Merger & Acquisitions Talks with Jack Backes on “The Next Data Center Play? Think Real Estate”
The data center market is heating up as artificial intelligence and the digitalization of society drive record high data center development. Yes, from coast to coast, data center construction is surging, with primary markets showing a record 6,350 MW under construction at the end of 2024, more than double the 3,077.8 MW at year-end 2023, according to CBRE’s North America Data Center Trends H2 2024 report,
As demand soars, investors are flocking to this market, with the real estate sector showing particular interest, according to a recent article in Mergers & Acquisitions. Jack Backes, Principal Strategist at Provident Data Centers (PDC), was among the real estate experts interviewed for the article. PDC is a division of Provident, a highly respected Dallas, TX-based firm with a $65.9 billion diverse national real estate and investment portfolio.
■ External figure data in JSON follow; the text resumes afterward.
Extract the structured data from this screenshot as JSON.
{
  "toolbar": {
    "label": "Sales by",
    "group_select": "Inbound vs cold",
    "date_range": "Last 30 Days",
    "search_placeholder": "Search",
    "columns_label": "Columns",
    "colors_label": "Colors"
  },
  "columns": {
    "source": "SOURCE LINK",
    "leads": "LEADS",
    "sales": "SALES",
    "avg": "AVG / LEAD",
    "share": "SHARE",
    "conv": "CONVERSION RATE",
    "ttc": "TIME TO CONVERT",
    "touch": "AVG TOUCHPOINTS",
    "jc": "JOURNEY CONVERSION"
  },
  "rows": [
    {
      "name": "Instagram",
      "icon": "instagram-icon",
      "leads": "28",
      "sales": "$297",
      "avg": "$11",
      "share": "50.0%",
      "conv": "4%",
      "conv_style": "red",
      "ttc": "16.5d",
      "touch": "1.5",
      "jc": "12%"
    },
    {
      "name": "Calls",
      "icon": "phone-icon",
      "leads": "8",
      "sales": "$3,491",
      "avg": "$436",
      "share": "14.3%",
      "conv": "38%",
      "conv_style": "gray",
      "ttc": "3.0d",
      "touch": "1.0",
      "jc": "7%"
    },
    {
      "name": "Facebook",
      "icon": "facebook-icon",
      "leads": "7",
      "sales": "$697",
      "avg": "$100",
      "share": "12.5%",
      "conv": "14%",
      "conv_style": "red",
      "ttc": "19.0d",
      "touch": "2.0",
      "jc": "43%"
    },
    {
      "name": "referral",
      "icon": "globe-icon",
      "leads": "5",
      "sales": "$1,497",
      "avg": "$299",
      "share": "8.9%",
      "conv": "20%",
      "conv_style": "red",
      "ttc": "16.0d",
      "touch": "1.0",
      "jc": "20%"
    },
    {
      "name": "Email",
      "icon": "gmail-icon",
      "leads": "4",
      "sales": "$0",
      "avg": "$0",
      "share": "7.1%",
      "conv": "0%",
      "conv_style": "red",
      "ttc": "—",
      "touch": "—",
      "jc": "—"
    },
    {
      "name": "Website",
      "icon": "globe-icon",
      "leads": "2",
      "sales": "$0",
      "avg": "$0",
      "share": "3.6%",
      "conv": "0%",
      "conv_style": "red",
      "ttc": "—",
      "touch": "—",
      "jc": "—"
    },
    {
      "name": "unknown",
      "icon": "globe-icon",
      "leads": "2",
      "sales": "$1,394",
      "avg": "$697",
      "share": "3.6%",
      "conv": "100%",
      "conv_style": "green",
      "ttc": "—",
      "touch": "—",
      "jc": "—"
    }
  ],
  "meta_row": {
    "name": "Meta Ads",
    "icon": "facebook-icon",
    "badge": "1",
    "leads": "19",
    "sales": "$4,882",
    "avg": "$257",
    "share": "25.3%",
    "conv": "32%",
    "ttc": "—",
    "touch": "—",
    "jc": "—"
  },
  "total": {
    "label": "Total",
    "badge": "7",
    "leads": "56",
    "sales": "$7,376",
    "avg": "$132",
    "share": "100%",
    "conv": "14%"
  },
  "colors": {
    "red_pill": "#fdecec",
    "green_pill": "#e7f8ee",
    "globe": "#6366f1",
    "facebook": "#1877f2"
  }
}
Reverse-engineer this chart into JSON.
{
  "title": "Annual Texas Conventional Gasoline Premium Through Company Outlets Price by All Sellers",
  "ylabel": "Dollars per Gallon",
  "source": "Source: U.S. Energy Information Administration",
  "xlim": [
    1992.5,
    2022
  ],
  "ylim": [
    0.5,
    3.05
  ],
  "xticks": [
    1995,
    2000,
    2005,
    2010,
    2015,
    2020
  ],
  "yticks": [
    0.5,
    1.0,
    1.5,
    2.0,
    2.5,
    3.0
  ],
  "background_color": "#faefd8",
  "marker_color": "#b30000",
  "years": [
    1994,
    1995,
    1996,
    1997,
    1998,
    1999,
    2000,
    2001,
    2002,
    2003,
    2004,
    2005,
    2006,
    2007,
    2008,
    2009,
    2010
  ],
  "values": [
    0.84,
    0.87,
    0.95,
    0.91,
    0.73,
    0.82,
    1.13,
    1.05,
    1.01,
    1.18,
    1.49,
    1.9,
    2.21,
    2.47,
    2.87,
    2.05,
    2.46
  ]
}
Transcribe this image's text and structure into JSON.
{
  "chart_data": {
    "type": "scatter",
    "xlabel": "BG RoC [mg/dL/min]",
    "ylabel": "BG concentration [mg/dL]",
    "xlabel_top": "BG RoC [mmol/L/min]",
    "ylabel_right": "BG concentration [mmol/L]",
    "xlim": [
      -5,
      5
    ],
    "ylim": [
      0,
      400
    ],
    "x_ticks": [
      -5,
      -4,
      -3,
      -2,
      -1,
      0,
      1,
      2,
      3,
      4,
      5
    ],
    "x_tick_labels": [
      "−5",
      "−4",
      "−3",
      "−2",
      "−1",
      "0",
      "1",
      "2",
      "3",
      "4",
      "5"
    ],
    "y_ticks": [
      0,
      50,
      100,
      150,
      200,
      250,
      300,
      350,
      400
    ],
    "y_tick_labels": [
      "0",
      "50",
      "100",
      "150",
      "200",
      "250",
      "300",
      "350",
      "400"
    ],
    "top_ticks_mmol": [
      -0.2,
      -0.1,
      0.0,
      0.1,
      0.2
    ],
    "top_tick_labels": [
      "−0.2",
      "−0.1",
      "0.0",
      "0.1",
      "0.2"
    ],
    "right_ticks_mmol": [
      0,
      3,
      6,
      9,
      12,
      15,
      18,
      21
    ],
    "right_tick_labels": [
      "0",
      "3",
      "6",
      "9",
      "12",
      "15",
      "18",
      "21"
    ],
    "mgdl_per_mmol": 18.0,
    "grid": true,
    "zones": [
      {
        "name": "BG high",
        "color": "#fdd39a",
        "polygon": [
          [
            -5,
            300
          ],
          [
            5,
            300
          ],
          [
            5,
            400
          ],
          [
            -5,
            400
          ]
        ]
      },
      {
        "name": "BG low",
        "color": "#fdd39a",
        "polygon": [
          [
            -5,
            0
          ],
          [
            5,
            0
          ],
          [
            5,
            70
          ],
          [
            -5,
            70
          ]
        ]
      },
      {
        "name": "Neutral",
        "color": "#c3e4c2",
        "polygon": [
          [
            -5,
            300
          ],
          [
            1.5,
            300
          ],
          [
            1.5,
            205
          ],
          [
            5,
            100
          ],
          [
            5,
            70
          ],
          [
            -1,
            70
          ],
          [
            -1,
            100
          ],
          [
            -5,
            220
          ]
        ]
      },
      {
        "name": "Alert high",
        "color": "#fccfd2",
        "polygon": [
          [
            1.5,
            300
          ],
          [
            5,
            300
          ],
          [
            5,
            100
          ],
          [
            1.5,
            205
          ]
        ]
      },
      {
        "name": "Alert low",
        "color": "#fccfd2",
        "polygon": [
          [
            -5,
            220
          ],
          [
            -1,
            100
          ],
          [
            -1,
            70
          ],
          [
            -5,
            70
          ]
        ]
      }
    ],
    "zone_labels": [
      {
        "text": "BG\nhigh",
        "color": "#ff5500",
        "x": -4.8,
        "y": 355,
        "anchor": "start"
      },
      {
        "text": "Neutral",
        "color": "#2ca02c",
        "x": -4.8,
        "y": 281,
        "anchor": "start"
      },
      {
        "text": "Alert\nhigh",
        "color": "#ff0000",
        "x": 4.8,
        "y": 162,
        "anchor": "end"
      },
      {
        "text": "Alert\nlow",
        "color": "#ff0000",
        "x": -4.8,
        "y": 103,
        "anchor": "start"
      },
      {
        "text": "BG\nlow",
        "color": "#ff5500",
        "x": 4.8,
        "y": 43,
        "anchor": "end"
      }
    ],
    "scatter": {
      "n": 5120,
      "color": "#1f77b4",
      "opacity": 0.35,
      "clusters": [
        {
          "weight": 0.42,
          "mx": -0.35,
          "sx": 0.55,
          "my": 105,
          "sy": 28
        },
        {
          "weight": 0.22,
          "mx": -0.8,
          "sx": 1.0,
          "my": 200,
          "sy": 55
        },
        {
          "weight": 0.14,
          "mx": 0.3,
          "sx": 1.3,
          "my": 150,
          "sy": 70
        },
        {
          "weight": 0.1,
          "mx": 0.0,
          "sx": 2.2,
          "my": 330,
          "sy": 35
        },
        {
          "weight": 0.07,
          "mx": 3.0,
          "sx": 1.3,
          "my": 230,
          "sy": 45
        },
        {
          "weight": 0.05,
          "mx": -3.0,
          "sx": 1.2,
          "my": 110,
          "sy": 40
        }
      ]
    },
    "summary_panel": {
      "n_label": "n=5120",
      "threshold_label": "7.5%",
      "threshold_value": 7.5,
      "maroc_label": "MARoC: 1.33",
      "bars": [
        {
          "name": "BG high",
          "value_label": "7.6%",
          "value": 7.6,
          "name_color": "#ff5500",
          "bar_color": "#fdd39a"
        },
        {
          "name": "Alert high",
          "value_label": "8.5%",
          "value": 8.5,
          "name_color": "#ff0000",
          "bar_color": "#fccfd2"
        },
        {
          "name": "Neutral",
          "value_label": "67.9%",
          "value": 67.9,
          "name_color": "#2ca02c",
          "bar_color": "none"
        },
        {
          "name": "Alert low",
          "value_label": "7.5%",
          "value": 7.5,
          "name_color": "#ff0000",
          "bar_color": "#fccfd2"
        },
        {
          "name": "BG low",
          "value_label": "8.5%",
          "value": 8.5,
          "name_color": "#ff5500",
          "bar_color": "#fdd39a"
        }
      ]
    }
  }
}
Investors Exploring New Parts of the Country for Data Center Development
Several investors discussed new, previously untapped U.S. sectors starting to attract data center development, due to ready availability of land and other resources becoming scarcer in U.S. areas with heavy data center clusters.
Chris Ortega, managing director and head of Americas for Morgan Stanley Investment Partners, said significant incremental growth is moving into Atlanta, which he characterized as “almost spillover” from northern Virginia, home to the largest data center concentration in the U.S., as well as in Denver and Charlotte. He also predicted data centers will soon emerge in Nashville and Minneapolis and added that “some tech firms are looking at campuses in places like Nebraska and Iowa where land and power are cheap but have limited connectivity.”
The oil-and-gas regions of the Southwest are also getting attention, according to the article, as are industrial areas of older cities in the Northeast and Midwest. Data center size and computing capacity is also a factor.
“Finding 10-50 MW of power is easier than finding those multi-hundred MW commitments,” says Abe Bui, vice president at Houlihan Lokey (NYSE: HLI). “The challenge is, where? The multi-strategy real estate companies with massive portfolios of warehouse and industrial sites are looking at what the best use for those properties is, especially data centers. There are definitely a lot of conversations happening. The utilities and industrials with land are also evaluating opportunities.”
Provident’s Jack Backes Discusses the Advantages of In-fill Development
Jack noted that an overlooked opportunity for mid-scale developers is in-fill development, particularly brownfield sites close to population centers.
“When considering investment in a tertiary site,” Jack says, “achieving economies of scale is important for optimizing resource utilization across the project lifecycle, from minimizing construction costs through leveraging shared infrastructure to maximizing operational efficiency in areas like energy consumption and cooling.”
Provident Data Centers has begun a major nationwide data center expansion plan, with a hyperscale data center now under construction in the Dallas-Fort Worth Metroplex. Fifteen more data centers are currently in the planning stages. Jack, who has extensive experience in both real estate development and data center infrastructure, leads sales and partnership activities as the company scales to meet demand for next-generation digital infrastructure.